ハクラクジュ (ブレッシュネイデラ・シネンシス)(アカニア科)

Bretschneidera sinensis Hemsl.

ハクラクジュ (ブレッシュネイデラ・シネンシス)

ハクラクジュ(ブレッシュネイデラ・シネンシス)はアジア南東部に分布する落葉樹です。まだ小さかった頃にも紹介しています。はじめ中国西南部からベトナム北部に分布することが知られていました。その後台湾、タイでも発見されました。和名は中国名の「伯乐树 bo le shu (= 伯楽樹)」に因みます。クロンキストの分類では独立のブレッシュネイデラ科Bretschneideraceaeとして扱われていましたが、遺伝情報に基づくAPG分類体系ではアカニア・ビドウィリイAkania bidwillii (Hend. ex Hogg) Mabb.が属するアカニア科Akaniaceaeに含まれます。アカニア科は上記の2属2種だけです。

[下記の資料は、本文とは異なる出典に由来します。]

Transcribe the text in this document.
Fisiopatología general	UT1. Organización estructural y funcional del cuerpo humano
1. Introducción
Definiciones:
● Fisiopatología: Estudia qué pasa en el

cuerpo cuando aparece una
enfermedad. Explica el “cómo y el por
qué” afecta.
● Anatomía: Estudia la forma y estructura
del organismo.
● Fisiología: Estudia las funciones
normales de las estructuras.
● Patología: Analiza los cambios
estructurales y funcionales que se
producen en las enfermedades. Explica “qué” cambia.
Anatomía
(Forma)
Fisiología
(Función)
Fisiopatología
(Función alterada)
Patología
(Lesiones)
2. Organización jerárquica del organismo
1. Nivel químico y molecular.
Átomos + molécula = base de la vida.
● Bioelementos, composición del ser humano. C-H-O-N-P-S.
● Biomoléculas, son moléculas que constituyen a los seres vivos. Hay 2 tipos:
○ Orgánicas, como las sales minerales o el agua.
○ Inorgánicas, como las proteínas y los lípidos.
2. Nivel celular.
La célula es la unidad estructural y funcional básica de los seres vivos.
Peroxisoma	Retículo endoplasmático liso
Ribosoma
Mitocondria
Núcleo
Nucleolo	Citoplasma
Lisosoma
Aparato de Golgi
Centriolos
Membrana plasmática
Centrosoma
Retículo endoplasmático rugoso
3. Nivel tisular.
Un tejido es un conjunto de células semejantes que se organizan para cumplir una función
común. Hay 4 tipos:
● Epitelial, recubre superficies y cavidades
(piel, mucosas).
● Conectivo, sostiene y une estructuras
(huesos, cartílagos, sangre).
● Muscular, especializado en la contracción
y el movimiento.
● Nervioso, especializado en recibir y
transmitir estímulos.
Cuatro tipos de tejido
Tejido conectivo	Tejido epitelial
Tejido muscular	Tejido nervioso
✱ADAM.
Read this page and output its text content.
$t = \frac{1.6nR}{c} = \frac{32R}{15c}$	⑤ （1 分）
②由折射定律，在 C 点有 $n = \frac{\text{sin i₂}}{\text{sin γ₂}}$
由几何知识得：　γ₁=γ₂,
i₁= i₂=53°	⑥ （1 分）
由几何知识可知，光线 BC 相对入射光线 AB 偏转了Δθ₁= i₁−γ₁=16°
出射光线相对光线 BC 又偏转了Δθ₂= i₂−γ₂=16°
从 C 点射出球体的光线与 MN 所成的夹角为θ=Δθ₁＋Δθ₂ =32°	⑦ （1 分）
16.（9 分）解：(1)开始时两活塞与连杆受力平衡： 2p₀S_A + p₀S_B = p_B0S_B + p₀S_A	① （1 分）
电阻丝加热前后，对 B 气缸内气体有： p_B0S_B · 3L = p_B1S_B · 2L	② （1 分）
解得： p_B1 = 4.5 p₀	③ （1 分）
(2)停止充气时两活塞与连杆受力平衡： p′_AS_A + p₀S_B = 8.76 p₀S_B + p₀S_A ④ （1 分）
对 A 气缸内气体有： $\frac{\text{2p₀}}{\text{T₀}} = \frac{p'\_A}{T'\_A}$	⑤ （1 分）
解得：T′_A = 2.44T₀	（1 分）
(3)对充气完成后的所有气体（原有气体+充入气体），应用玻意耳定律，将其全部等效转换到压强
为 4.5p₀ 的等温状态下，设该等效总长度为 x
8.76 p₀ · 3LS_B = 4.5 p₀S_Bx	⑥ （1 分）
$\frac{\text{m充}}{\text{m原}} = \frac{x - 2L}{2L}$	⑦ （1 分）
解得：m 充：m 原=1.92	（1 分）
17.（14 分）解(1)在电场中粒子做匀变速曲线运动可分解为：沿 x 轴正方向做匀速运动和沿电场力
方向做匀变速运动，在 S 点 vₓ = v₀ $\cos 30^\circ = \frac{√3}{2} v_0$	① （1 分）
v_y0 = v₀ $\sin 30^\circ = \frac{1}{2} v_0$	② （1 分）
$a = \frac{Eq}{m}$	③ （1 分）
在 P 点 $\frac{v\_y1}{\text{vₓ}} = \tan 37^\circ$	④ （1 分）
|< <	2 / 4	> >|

ハクラクジュは高さ10~20mくらいまで生長します。長さ50㎝以上にもなる奇数羽状複葉を持ち、大きなムクロジのような姿をしています。茎の先端に総状花序を付けるところはトチノキ(ムクロジ科)にも似ています。このためクロンキストの分類ではムクロジ目のブレッシュネイデラ科でした。しかし、からし油配糖体を含むことや上記の分子学的研究に基づく遺伝情報からアブラナ目のアカニア科となりました。

ハクラクジュの花は直径4㎝ほどで大きく、花序全体では高さ30㎝ほどになります。花色は個体により白から薄紅色です。当館の花は白色に桃色の筋が入り大変美しいものでした。花弁は5枚で、上の花弁は完全に開かずにひさしのようです。

10年ほど前に東京大学の小石川植物園で美しい花を咲かせることを知り、当館でも見たいものだと思っていましたがやっと開花しました。当館の個体は台湾林業試験所植物園との種子交換で2009年に入手したものです。発根した状態で届いたので当時の担当者(既に定年退職)は「lucky!」と書き残しています。さっそく、元担当者に開花を知らせました。